The bias trade-off happens at the inflection point of the red curve (dip in the test data curve). On the left is considered underfitting, on the right is considered overfitting. 
- Problem Complexity: More complex problems may require models with higher variance to capture intricate patterns in the data. Conversely, simpler problems may be adequately addressed by models with lower variance and bias.
- Data Availability: The amount and quality of data available for training can influence the bias-variance trade-off. With limited data, simpler models with higher bias may be preferred to avoid overfitting.
- Model Interpretability: In some cases, interpretability is crucial, and simpler models with higher bias may be preferred even if they sacrifice some predictive performance.
- Computational Resources: More complex models with higher variance may require more computational resources for training and inference. Consideration should be given to the computational constraints of the problem.
- Risk Tolerance: Depending on the application, there may be different tolerances for errors. For example, in medical diagnosis, false positives and false negatives may have different consequences.

Conclusion: Finding the right balance often involves experimentation, validation, and iteration. Techniques such as cross-validation, regularization, ensemble methods, and hyperparameter tuning can help in achieving a suitable balance between bias and variance for a given problem. It's essential to continually evaluate and refine the model to ensure that it generalizes well to unseen data and meets the requirements of the problem at hand.

# Underfitting:

- Model Complexity: If the model is too simple to capture the underlying patterns in the data, it may underfit.

- Insufficient Data: If the amount of data available for training is limited or does not adequately represent the underlying distribution of the problem, the model may not generalize well to unseen data. This can lead to underfitting.

- Feature Selection: If important features are not included in the model or irrelevant features are included, the model's performance may suffer, leading to bias.

# Overfitting:

- Data Noise: If the training data contains a lot of noise or errors, the model may learn from these inconsistencies, leading to overfitting. Conversely, if the noise is not properly accounted for, it may cause the model to underfit.

- Model Architecture: In the case of neural networks, the choice of architecture, including the number of layers, nodes per layer, and activation functions, can significantly impact the model's ability to capture complex patterns. If the architecture is not appropriately designed for the problem at hand, it may result in underfitting or overfitting.

- Hyperparameter Tuning: Improper tuning of hyperparameters such as learning rate, batch size, or number of epochs can lead to suboptimal model performance, resulting in underfitting or overfitting.
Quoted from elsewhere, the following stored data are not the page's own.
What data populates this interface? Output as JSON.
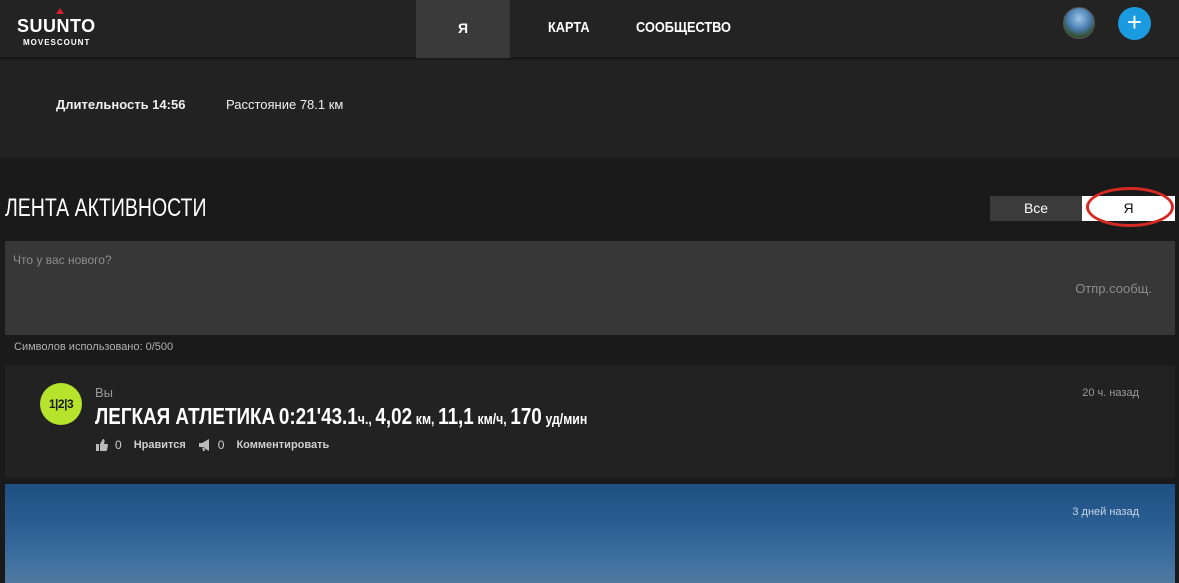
{
  "header": {
    "brand": "SUUNTO",
    "brand_sub": "MOVESCOUNT",
    "nav": [
      {
        "label": "Я",
        "active": true
      },
      {
        "label": "КАРТА",
        "active": false
      },
      {
        "label": "СООБЩЕСТВО",
        "active": false
      }
    ],
    "add_label": "+"
  },
  "summary": {
    "duration": "Длительность 14:56",
    "distance": "Расстояние 78.1 км"
  },
  "activity": {
    "title": "ЛЕНТА АКТИВНОСТИ",
    "filter_all": "Все",
    "filter_me": "Я",
    "filter_selected": "Я"
  },
  "composer": {
    "placeholder": "Что у вас нового?",
    "send_label": "Отпр.сообщ.",
    "char_count": "Символов использовано: 0/500"
  },
  "feed": [
    {
      "badge": "1|2|3",
      "user": "Вы",
      "time": "20 ч. назад",
      "title_sport": "ЛЕГКАЯ АТЛЕТИКА",
      "title_time": "0:21'43.1",
      "title_time_unit": "ч.,",
      "title_dist": "4,02",
      "title_dist_unit": "км,",
      "title_speed": "11,1",
      "title_speed_unit": "км/ч,",
      "title_hr": "170",
      "title_hr_unit": "уд/мин",
      "likes": "0",
      "like_label": "Нравится",
      "comments": "0",
      "comment_label": "Комментировать"
    },
    {
      "time": "3 дней назад"
    }
  ],
  "colors": {
    "accent_blue": "#1a9be0",
    "badge_green": "#b6e32b",
    "highlight_red": "#d42a22"
  }
}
# Assumptions (can contribute to both underfitting and overfitting):

- Model Complexity and Assumptions: Models often make assumptions about the data distribution or the relationships between variables. If these assumptions are incorrect, the model's predictions will be biased, potentially leading to underfitting or overfitting depending on the nature of the mismatch between the assumptions and the true underlying relationships.